What form these upcoming “remedies” will take is yet to be seen.

Why does this matter so much to Epic Games? V-Bucks. This is the currency used in Fortnite. And as Fortnite is a free-to-play game, this currency is how the game makes money. It’s used to buy custom skins and items inside the game.

When Apple or Google take 30% of in-app purchases, they take 30% of a free-to-play game’s revenue. Fortnite is estimated to have made upwards of $26 billion since the game launched in 2017, across all platforms.

Epic Games versus Apple

The complicating factor here is the comparable Epic Games versus Apple antitrust case, which largely found in favour of Apple. It was decided in September 2021 and upheld after appeals that ended in April 2023.

There is arguably a more cogent argument of monopolistic practices in the Apple App Store than Google Play. Where Android owners can install third-party app stores on their phones and tablets, including Epic Games’s own, this is not possible on an iPhone unless the device has been rooted or hacked.
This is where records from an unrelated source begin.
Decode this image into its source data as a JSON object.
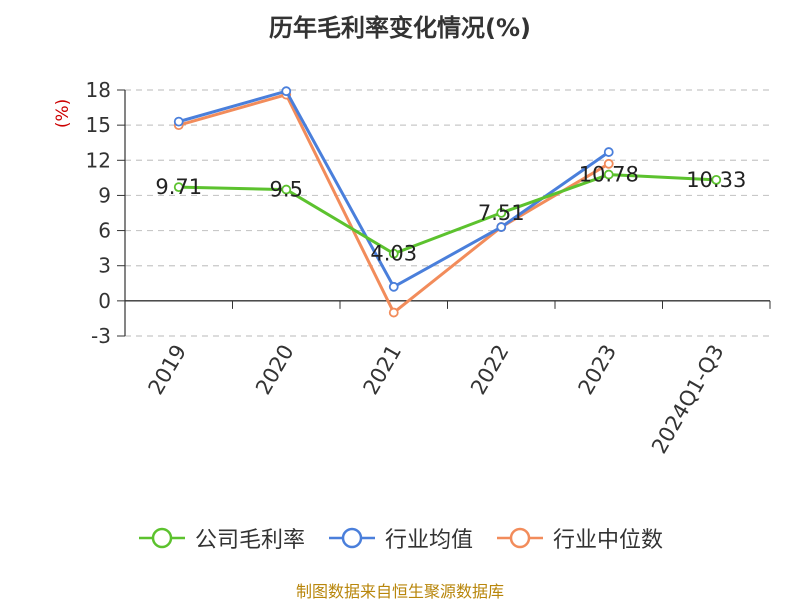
{
  "title": "历年毛利率变化情况(%)",
  "source": "制图数据来自恒生聚源数据库",
  "chart_data": {
    "type": "line",
    "title": "历年毛利率变化情况(%)",
    "ylabel": "(%)",
    "xlabel": "",
    "categories": [
      "2019",
      "2020",
      "2021",
      "2022",
      "2023",
      "2024Q1-Q3"
    ],
    "ylim": [
      -3,
      18
    ],
    "yticks": [
      -3,
      0,
      3,
      6,
      9,
      12,
      15,
      18
    ],
    "grid": true,
    "legend_position": "bottom",
    "series": [
      {
        "name": "公司毛利率",
        "color": "#5cc22e",
        "labeled": true,
        "values": [
          9.71,
          9.5,
          4.03,
          7.51,
          10.78,
          10.33
        ]
      },
      {
        "name": "行业均值",
        "color": "#4a7fdb",
        "labeled": false,
        "values": [
          15.3,
          17.9,
          1.2,
          6.3,
          12.7,
          null
        ]
      },
      {
        "name": "行业中位数",
        "color": "#f28c5b",
        "labeled": false,
        "values": [
          15.0,
          17.6,
          -1.0,
          6.3,
          11.7,
          null
        ]
      }
    ]
  }
}
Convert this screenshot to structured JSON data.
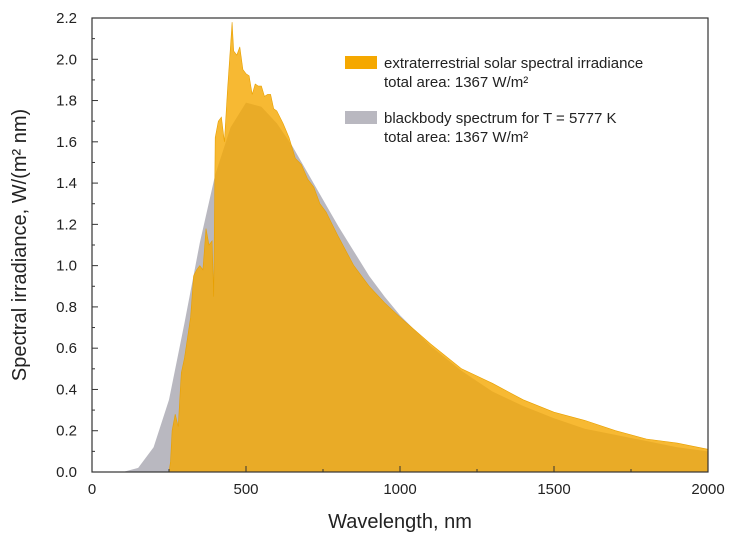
{
  "chart_data": {
    "type": "area",
    "title": "",
    "xlabel": "Wavelength, nm",
    "ylabel": "Spectral irradiance, W/(m² nm)",
    "xlim": [
      0,
      2000
    ],
    "ylim": [
      0,
      2.2
    ],
    "x_ticks": [
      0,
      500,
      1000,
      1500,
      2000
    ],
    "y_ticks": [
      0.0,
      0.2,
      0.4,
      0.6,
      0.8,
      1.0,
      1.2,
      1.4,
      1.6,
      1.8,
      2.0,
      2.2
    ],
    "x_tick_labels": [
      "0",
      "500",
      "1000",
      "1500",
      "2000"
    ],
    "y_tick_labels": [
      "0.0",
      "0.2",
      "0.4",
      "0.6",
      "0.8",
      "1.0",
      "1.2",
      "1.4",
      "1.6",
      "1.8",
      "2.0",
      "2.2"
    ],
    "grid": false,
    "legend_position": "top-right",
    "series": [
      {
        "name": "blackbody spectrum for T = 5777 K",
        "note": "total area: 1367 W/m²",
        "color": "#b9b8c0",
        "temperature_K": 5777,
        "peak_wavelength_nm": 502,
        "peak_value": 1.79,
        "points": [
          [
            100,
            0.0
          ],
          [
            150,
            0.02
          ],
          [
            200,
            0.12
          ],
          [
            250,
            0.35
          ],
          [
            300,
            0.72
          ],
          [
            350,
            1.11
          ],
          [
            400,
            1.44
          ],
          [
            450,
            1.67
          ],
          [
            500,
            1.79
          ],
          [
            550,
            1.77
          ],
          [
            600,
            1.69
          ],
          [
            650,
            1.58
          ],
          [
            700,
            1.45
          ],
          [
            750,
            1.32
          ],
          [
            800,
            1.19
          ],
          [
            850,
            1.07
          ],
          [
            900,
            0.95
          ],
          [
            950,
            0.85
          ],
          [
            1000,
            0.76
          ],
          [
            1100,
            0.61
          ],
          [
            1200,
            0.49
          ],
          [
            1300,
            0.39
          ],
          [
            1400,
            0.32
          ],
          [
            1500,
            0.26
          ],
          [
            1600,
            0.21
          ],
          [
            1700,
            0.18
          ],
          [
            1800,
            0.15
          ],
          [
            1900,
            0.12
          ],
          [
            2000,
            0.1
          ]
        ]
      },
      {
        "name": "extraterrestrial solar spectral irradiance",
        "note": "total area: 1367 W/m²",
        "color": "#f5a800",
        "fill_opacity": 0.8,
        "peak_wavelength_nm": 451,
        "peak_value": 2.18,
        "points": [
          [
            200,
            0.0
          ],
          [
            250,
            0.0
          ],
          [
            255,
            0.05
          ],
          [
            260,
            0.2
          ],
          [
            270,
            0.28
          ],
          [
            280,
            0.22
          ],
          [
            290,
            0.48
          ],
          [
            300,
            0.55
          ],
          [
            310,
            0.65
          ],
          [
            320,
            0.75
          ],
          [
            330,
            0.95
          ],
          [
            340,
            0.98
          ],
          [
            350,
            1.0
          ],
          [
            360,
            0.98
          ],
          [
            370,
            1.18
          ],
          [
            380,
            1.1
          ],
          [
            390,
            1.12
          ],
          [
            395,
            0.85
          ],
          [
            400,
            1.62
          ],
          [
            410,
            1.7
          ],
          [
            420,
            1.72
          ],
          [
            430,
            1.6
          ],
          [
            440,
            1.85
          ],
          [
            450,
            2.07
          ],
          [
            455,
            2.18
          ],
          [
            460,
            2.04
          ],
          [
            470,
            2.02
          ],
          [
            480,
            2.06
          ],
          [
            490,
            1.95
          ],
          [
            500,
            1.93
          ],
          [
            510,
            1.92
          ],
          [
            520,
            1.83
          ],
          [
            530,
            1.88
          ],
          [
            540,
            1.87
          ],
          [
            550,
            1.87
          ],
          [
            560,
            1.82
          ],
          [
            570,
            1.83
          ],
          [
            580,
            1.83
          ],
          [
            590,
            1.76
          ],
          [
            600,
            1.75
          ],
          [
            620,
            1.69
          ],
          [
            640,
            1.62
          ],
          [
            660,
            1.52
          ],
          [
            680,
            1.49
          ],
          [
            700,
            1.42
          ],
          [
            720,
            1.38
          ],
          [
            740,
            1.3
          ],
          [
            760,
            1.26
          ],
          [
            780,
            1.2
          ],
          [
            800,
            1.14
          ],
          [
            850,
            1.0
          ],
          [
            900,
            0.9
          ],
          [
            950,
            0.82
          ],
          [
            1000,
            0.75
          ],
          [
            1100,
            0.62
          ],
          [
            1200,
            0.5
          ],
          [
            1300,
            0.43
          ],
          [
            1400,
            0.35
          ],
          [
            1500,
            0.29
          ],
          [
            1600,
            0.25
          ],
          [
            1700,
            0.2
          ],
          [
            1800,
            0.16
          ],
          [
            1900,
            0.14
          ],
          [
            2000,
            0.11
          ]
        ]
      }
    ]
  },
  "legend": {
    "items": [
      {
        "label": "extraterrestrial solar spectral irradiance",
        "sublabel": "total area: 1367 W/m²",
        "color": "#f5a800"
      },
      {
        "label": "blackbody spectrum for T = 5777 K",
        "sublabel": "total area: 1367 W/m²",
        "color": "#b9b8c0"
      }
    ]
  }
}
However, as part of the appeals process, the US courts ruled Apple will have to implement third-party payment options, providing developers with ways to circumvent Apple fees.

It currently charges 30% for publishers who make more than $1 million a year, and 15% for smaller developers. This was part of its App Store Small Business Program, announced in November 2020. Google followed suit in July 2021, with lower 15% fees below $1 million.

Both Epic Games and Apple have appealed these lower court rulings, again. Epic Games has asked the Supreme Court to step in to take on the case, while Apple has asked the Supreme Court to void the order to implement third-party payment systems.

What this means for the industry

The case is still up in the air, but the impact on the wider industry could be dramatic, and spread out further than just mobile platforms.

Microsoft and Sony take 30% commission for purchases made on the Xbox and PlayStation platforms. Could this be under threat too?

Console-makers often sell consoles at a loss, safe in the knowledge profits can be made through these software fees, and revenues from first-party developers.

As recently as November 2023, a class action lawsuit was brought against Sony, over claims its PlayStation Store charges are unfairly high. Sony also stopped selling digital games through third-party retailers in April 2019, giving it greater control over the pricing of PlayStation software.

Leading PC gaming platform Steam also charges 30% commission.

Epic Games runs its own games store, for PC and Mac, and charges a lower 12% commission. In October, it also announced its Now on Epic programme, where developers who have released games on other platforms can bring them to Epic Games and receive 100% of revenues for the first six months.

Similarly, Microsoft dropped its PC Store’s commission to 12% in 2021, mirroring Epic Games.

What do the Microsoft Store and Epic Games have in common? They are both desperate for greater market share, and are not market leaders.

When will Fortnite come to Google Play and the App Store?

If you think all of this legal kerfuffle is a bunch of big tech and gaming companies shouting at each other, you may be more interested in when Fortnite will return to iPhones and Google Play.

It's unlikely that these cases are actually settled. And this likely rests on what the Supreme Court does next, in response to the Epic Games versus Apple case.

However, if you use an Android phone, you can download the Epic Games launcher through the Fortnite website.

The Standard has contacted Google for comment.